Punto de Fisión

Lolita en la tercera edad

Esta semana Lolita cumple sesenta años. Quién iba a decirlo. La nínfula inolvidable y juguetona de Nabokov ya es sexagenaria, un adjetivo que el novelista ruso, concienzudo amante de palabras, hubiera paladeado con fervor, ya que alberga en su interior vejez, sexo, flores equívocas. Desde su aparición, y por motivos obvios, Lolita no ha dejado de despertar polémica, admiración, recelos y odios. Aquel lejano 1955 Graham Greene la eligió uno de sus libros del año y poco después Onetti, uno de sus admiradores confesos, descubrió que la novela ocultaba una estafa tremenda: "Lolita, que comienza siendo una encantadora niña de doce años, termina convertida en una repugnante anciana de quince. Y para colmo de males, embarazada".

Aparte de sus muchos valores literarios, con Lolita ocurre algo curioso y es que, cuanto más tiempo pasa, más escandalosa resulta, justo al contrario de lo que sucede a las magnas novelas decimonónicas sobre el adulterio o al teatro del honor de nuestro Siglo de Oro, cuyos conflictos hoy día mueven un poco a risa. Si en su momento el libro fue prohibido en Francia y en Inglaterra, y tardó más de tres años en aparecer en Estados Unidos, hoy en día cuesta creer que Nabokov se hubiera atrevido siquiera a concebirlo. Ese desfase obedece a la tardía introducción de los abusos infantiles en el código penal, al hecho de que tiempo atrás mantener relaciones sexuales con un menor ni siquiera estaba mal visto. En las primeras páginas de Lolita, el narrador alude a Annabel Lee, la célebre doncella de Poe quien, al igual que Antonio Machado, se casó con una jovencita que murió al poco tiempo y cuya muerte hizo aflorar un manantial de poemas. La pérdida de un amor de la niñez, la precursora de Lolita, es, junto a la cita romántica, la excusa del narrador que advierte al lector del berenjenal en el que va a meterse: "Señoras y señores del jurado, la prueba número uno es lo que envidiaron los serafines de Poe, los simples, errados serafines de nobles alas. Mirad esta maraña de espinas".

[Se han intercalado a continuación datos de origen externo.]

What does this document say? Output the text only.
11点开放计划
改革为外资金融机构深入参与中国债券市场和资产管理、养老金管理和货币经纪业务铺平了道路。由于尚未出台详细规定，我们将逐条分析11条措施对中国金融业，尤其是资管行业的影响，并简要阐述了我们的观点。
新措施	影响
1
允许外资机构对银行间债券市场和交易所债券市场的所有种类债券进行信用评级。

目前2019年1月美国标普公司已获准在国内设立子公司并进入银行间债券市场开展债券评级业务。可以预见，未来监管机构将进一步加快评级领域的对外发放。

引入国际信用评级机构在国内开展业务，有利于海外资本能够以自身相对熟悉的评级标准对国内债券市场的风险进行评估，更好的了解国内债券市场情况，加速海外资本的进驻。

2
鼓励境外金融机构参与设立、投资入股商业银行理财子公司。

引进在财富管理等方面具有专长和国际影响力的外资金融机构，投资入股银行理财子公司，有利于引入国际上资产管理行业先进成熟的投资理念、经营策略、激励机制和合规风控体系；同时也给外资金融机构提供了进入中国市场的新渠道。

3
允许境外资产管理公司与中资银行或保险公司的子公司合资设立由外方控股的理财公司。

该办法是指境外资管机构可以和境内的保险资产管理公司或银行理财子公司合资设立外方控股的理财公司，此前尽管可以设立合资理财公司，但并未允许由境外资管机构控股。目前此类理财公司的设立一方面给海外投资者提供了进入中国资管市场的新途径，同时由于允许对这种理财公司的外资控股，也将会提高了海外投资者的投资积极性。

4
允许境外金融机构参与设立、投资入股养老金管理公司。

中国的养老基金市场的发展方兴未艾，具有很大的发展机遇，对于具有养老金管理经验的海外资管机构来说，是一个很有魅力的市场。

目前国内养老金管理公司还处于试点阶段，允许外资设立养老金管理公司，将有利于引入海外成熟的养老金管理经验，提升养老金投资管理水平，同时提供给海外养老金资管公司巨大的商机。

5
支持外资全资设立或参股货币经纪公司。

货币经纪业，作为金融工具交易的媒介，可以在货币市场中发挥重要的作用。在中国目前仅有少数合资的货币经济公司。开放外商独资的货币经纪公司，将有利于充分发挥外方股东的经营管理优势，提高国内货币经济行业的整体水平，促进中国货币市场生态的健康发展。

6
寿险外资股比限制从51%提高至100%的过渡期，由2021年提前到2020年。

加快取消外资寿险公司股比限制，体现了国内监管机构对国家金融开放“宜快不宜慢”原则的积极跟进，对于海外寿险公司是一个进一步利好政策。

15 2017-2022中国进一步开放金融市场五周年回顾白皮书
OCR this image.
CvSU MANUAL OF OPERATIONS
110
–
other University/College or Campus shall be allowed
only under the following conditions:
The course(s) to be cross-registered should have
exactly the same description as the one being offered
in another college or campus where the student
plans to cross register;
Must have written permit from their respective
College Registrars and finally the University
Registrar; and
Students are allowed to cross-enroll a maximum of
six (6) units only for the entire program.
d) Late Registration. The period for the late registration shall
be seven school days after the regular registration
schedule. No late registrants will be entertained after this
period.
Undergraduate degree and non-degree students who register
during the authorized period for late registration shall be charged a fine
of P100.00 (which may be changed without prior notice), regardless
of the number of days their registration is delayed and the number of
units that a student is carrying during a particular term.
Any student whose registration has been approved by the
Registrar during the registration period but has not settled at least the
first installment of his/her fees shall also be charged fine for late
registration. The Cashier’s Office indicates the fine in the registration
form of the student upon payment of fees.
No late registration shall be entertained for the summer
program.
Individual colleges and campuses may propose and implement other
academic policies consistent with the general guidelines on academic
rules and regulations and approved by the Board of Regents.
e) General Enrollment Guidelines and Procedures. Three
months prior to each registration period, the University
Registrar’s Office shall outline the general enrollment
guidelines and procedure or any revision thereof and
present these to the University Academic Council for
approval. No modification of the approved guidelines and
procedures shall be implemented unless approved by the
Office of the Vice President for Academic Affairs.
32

La historia era espinosa por muchas razones, y la primera de todas consistía en el problema de convertir la pedofilia en material artístico. Nabokov ya había intentado en 1939 un primer esbozo del tema en ruso, El hechicero, que su hijo tradujo al inglés y publicó en 1985. Mucho más directo y descarado, y por tanto menos eficaz, ese embrión apenas apunta las complejidades y sutilezas de Lolita, cuyo manuscrito Nabokov llegó a arrojar al fuego, atormentado por las dificultades insuperables de su escritura. Por suerte, su esposa Vera anduvo rápida de reflejos y salvó a Lolita de la quema.

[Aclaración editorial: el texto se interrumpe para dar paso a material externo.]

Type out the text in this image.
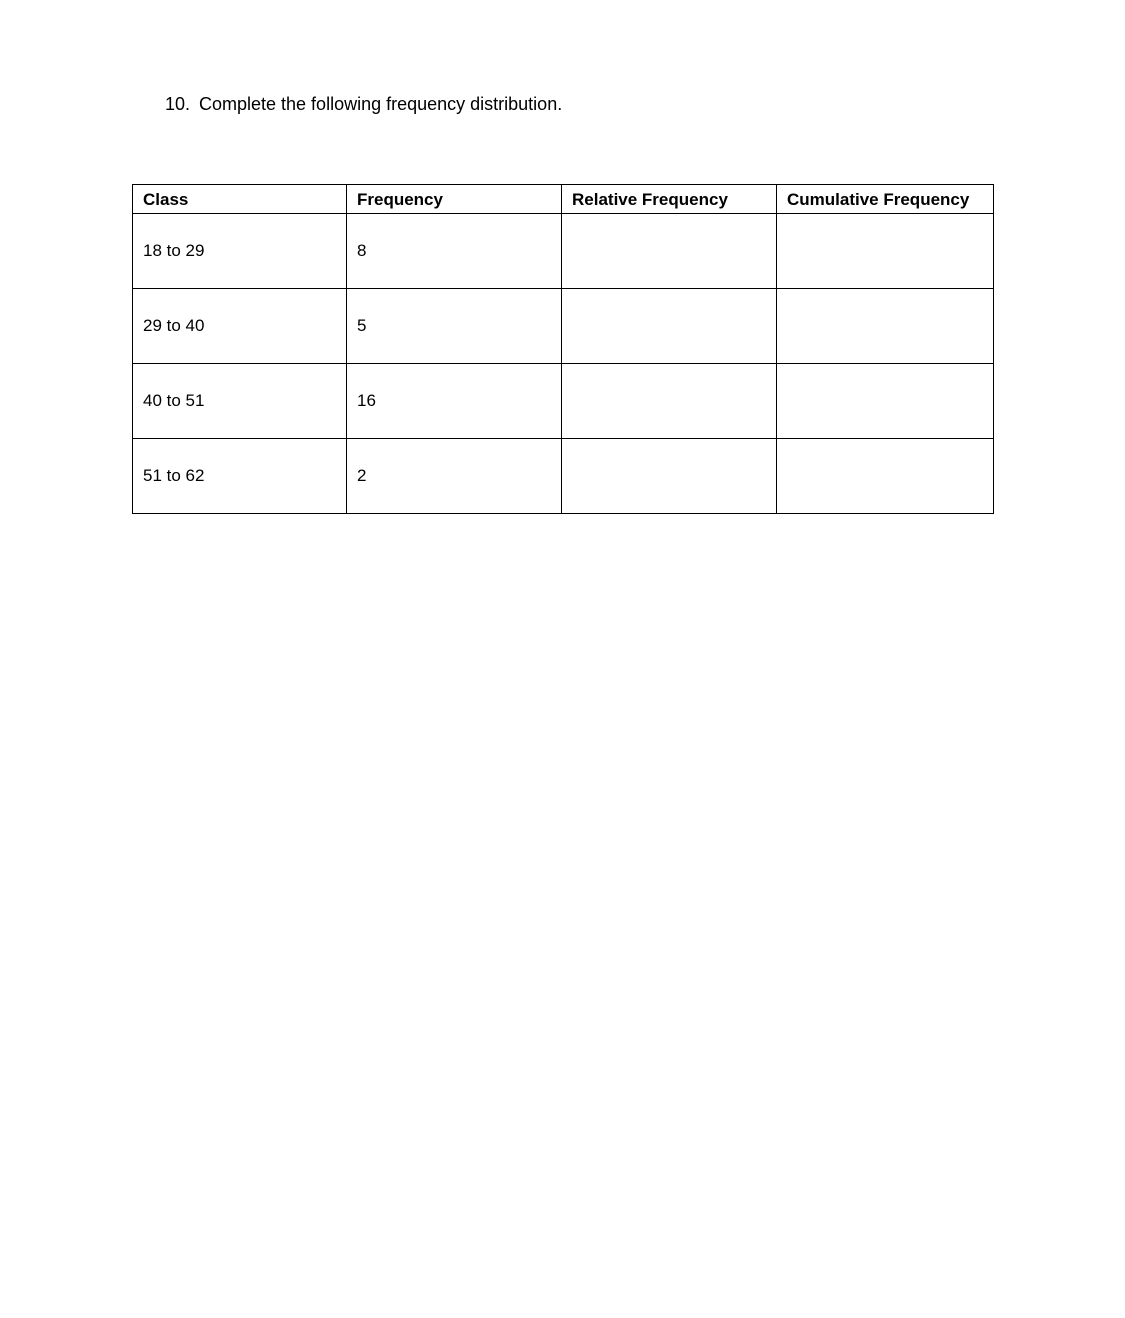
10. Complete the following frequency distribution.
Class	Frequency	Relative Frequency	Cumulative Frequency
18 to 29	8		
29 to 40	5		
40 to 51	16		
51 to 62	2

Casi desde el primer momento, Nabokov fue acusado de disfrazar sus propias obsesiones bajo el ropaje de la ficción. Muchos lectores y demasiados críticos han confundido al autor con el narrador, un patinazo de principiante del que Nabokov avisa desde el bautismo del protagonista, Humbert Humbert, cuyo nombre repetido suena como el zumbido de un moscardón. La trampa es que Humbert escribe en un inglés sublime, tan rico como el de Nabokov, quien le prestó a su odioso protagonista el estro de un gran poeta: "Lolita, luz de mi vida, fuego de mis entrañas. Pecado mío, alma mía, Lolita. La lengua emprende un viaje de tres pasos hasta apoyarse, en el tercero, en el borde de los dientes. Lo.Li.Ta".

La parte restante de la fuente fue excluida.